The authors of the study point out that students can experience financial and other social benefits after completing a degree, yet many students drop out of college even after making substantial progress toward completing school. College re-enrollment campaigns encourage students to re-enroll in and complete their degree. This study examined the effects of a text message-based campaign to nudge former students to re-enroll in community colleges. The study was conducted during the 2018-19 academic year with five community colleges in Florida. These colleges each enrolled about 64,000 students.

Study sample

Former students were eligible for the study if they: (1) accrued 30 credit hours; (2) established a grade point average (GPA) of 2.0 or better; (3) had no behavioral or financial holds preventing their re-enrollment; and (4) were previously enrolled in a degree-seeking program, but “stopped out” in the past three years. The study sample included 27,028 former students who were randomly assigned to (1) receive text-based nudges to re-enroll (Information-Only Group); (2) receive text-based nudges plus tuition waiver for one course (Information + One Course Waiver); or (3) a comparison group. The sample that informed the Information + One Course versus comparison sample had 18,019 students. Approximately 42 percent of the sample was male; the average age was just over 31 years. About 24 percent of individuals in the control group were Black, 16 percent were Hispanic, 29 percent identified as multi-racial, and close to 13 percent reported having limited English skills. Participants’ average GPA was 2.8, and the average number of credits they accumulated was 45. Approximately 12 percent of study participants were previously enrolled full-time and 20 percent of the sample transferred to a community college from a different post-secondary institution. Finally, about 49 percent of individuals in the study received need-based aid. There were no statistically significant differences across the three groups at the beginning of the study, except the Information-Only Group had a slightly higher GPA (0.015 points) than the comparison group. This difference was accounted for in the statistical analysis.

Intervention Group

Former college students in Information-Only Group received 10 text messages meant to nudge them toward re-enrolling in college. Former students who replied to any of the texts received an automated reply directing them to their custom website to streamline the re-enrollment process, apply for financial aid, or contact an assigned advisor for assistance. Former students in the Information + One Course Waiver group received these same texts, but were also offered a one-course tuition waiver. This waiver offered the equivalent of 3 credit hours of in-state tuition at the college.
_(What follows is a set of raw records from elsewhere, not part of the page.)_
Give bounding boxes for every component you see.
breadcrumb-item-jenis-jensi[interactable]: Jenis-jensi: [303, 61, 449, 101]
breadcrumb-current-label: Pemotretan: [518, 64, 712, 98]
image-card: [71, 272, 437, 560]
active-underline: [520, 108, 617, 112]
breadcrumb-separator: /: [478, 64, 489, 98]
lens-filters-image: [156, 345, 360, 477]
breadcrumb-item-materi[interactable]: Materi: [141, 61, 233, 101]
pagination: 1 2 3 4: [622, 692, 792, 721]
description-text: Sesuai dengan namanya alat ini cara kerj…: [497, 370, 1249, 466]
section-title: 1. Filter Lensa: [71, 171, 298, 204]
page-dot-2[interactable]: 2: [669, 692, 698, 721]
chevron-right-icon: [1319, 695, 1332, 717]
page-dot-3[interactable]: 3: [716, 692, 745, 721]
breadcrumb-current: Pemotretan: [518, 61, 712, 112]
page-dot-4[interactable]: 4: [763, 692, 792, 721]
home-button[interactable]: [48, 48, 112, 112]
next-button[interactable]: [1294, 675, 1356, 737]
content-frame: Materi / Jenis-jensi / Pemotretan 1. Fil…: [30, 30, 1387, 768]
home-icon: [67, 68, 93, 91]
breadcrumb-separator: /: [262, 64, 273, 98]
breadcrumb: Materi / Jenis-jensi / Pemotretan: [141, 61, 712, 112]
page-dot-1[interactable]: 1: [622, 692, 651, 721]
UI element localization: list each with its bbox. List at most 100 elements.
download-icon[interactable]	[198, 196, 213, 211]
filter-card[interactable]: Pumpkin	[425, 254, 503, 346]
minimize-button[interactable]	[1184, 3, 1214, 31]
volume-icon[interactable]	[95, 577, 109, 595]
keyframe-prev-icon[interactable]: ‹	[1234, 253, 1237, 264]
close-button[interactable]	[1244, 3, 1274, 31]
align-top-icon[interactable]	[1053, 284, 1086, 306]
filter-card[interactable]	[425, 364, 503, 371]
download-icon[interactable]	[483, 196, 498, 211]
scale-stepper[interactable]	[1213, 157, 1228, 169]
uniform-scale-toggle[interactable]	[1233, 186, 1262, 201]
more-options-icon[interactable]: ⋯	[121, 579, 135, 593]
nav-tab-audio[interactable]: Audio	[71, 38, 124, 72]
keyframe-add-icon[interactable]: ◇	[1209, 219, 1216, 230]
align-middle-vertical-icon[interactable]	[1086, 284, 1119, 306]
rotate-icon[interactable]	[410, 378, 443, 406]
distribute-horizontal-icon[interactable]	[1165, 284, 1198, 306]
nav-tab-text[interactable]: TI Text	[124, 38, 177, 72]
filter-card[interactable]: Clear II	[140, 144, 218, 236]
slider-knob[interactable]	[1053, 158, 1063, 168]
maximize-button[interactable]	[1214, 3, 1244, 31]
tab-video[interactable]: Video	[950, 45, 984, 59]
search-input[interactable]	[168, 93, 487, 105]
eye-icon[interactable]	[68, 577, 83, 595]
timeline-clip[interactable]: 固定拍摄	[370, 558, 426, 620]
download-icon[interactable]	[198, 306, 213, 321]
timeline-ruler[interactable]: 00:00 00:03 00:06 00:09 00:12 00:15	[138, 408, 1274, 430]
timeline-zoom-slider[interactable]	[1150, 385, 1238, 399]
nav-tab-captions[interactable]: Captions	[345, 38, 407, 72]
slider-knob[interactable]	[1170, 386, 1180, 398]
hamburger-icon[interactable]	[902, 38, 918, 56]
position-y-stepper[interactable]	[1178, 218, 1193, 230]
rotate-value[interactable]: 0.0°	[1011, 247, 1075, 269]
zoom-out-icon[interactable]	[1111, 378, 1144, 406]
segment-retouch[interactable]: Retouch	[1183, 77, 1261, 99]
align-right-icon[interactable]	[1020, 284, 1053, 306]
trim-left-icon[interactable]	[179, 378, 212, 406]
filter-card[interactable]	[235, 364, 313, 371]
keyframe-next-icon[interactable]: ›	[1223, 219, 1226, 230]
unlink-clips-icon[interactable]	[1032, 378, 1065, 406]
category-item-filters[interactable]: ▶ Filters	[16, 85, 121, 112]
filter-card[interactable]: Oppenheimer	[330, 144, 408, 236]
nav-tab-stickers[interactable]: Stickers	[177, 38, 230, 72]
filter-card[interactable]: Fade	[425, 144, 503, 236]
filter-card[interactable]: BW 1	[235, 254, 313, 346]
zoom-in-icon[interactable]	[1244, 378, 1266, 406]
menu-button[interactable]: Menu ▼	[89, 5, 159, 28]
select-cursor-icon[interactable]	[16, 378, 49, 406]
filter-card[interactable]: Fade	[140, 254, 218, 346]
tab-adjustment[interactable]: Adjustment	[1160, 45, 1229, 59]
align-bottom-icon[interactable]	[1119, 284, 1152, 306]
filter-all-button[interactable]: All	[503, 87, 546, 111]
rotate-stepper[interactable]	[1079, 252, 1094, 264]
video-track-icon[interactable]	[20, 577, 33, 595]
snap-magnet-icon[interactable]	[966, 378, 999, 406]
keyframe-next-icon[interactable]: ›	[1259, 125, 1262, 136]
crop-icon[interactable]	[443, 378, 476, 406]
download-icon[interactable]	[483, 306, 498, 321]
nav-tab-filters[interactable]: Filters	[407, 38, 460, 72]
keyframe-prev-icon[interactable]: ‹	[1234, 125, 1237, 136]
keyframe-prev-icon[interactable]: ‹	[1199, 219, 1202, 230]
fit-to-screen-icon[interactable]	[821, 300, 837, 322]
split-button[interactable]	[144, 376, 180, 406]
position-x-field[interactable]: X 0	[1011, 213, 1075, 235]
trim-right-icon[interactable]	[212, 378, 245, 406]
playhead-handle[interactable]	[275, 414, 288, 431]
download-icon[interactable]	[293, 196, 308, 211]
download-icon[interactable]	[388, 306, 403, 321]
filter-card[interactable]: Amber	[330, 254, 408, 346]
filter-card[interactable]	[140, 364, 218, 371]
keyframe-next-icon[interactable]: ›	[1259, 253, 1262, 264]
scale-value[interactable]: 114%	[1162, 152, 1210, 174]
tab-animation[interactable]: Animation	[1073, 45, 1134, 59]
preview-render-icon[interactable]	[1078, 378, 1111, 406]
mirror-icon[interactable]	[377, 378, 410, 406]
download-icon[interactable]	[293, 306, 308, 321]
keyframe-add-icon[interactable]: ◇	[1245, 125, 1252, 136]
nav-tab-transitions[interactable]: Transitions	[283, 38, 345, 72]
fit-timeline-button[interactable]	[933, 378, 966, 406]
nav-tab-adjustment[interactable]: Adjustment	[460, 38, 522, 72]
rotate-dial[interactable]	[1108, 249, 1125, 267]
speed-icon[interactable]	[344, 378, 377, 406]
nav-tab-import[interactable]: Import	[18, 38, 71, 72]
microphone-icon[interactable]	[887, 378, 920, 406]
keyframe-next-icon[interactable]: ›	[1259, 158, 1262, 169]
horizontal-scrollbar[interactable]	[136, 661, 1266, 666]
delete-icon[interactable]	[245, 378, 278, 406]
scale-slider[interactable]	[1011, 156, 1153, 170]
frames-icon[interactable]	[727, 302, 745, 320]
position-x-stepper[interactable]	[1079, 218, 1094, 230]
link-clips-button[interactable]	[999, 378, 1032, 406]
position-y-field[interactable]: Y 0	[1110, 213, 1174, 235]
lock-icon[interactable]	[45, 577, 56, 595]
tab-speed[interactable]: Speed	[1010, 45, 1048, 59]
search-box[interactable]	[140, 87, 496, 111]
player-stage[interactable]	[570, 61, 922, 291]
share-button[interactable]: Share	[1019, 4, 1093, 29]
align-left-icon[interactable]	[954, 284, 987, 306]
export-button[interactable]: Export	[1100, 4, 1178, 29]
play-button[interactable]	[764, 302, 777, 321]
Depending on the college, this waiver could be conditional in that it would be offered only if other financial aid did not cover course tuition, or unconditional, meaning that the credit was refundable even if all other tuition was covered by aid. Three colleges made the waiver conditional and two college made the waiver unconditional.

Comparison Group

Students in the comparison group received no text messages or course waivers, but they had access to the same opportunities for advising and financial aid assistance offered by the college as students in the intervention group.

Support for implementation

The study authors worked with a third-party vendor to ensure that all study participants had an active cell phone number. The study authors also used data from the National Student Clearinghouse to ensure that study participants had not already enrolled in or graduated from another college or university.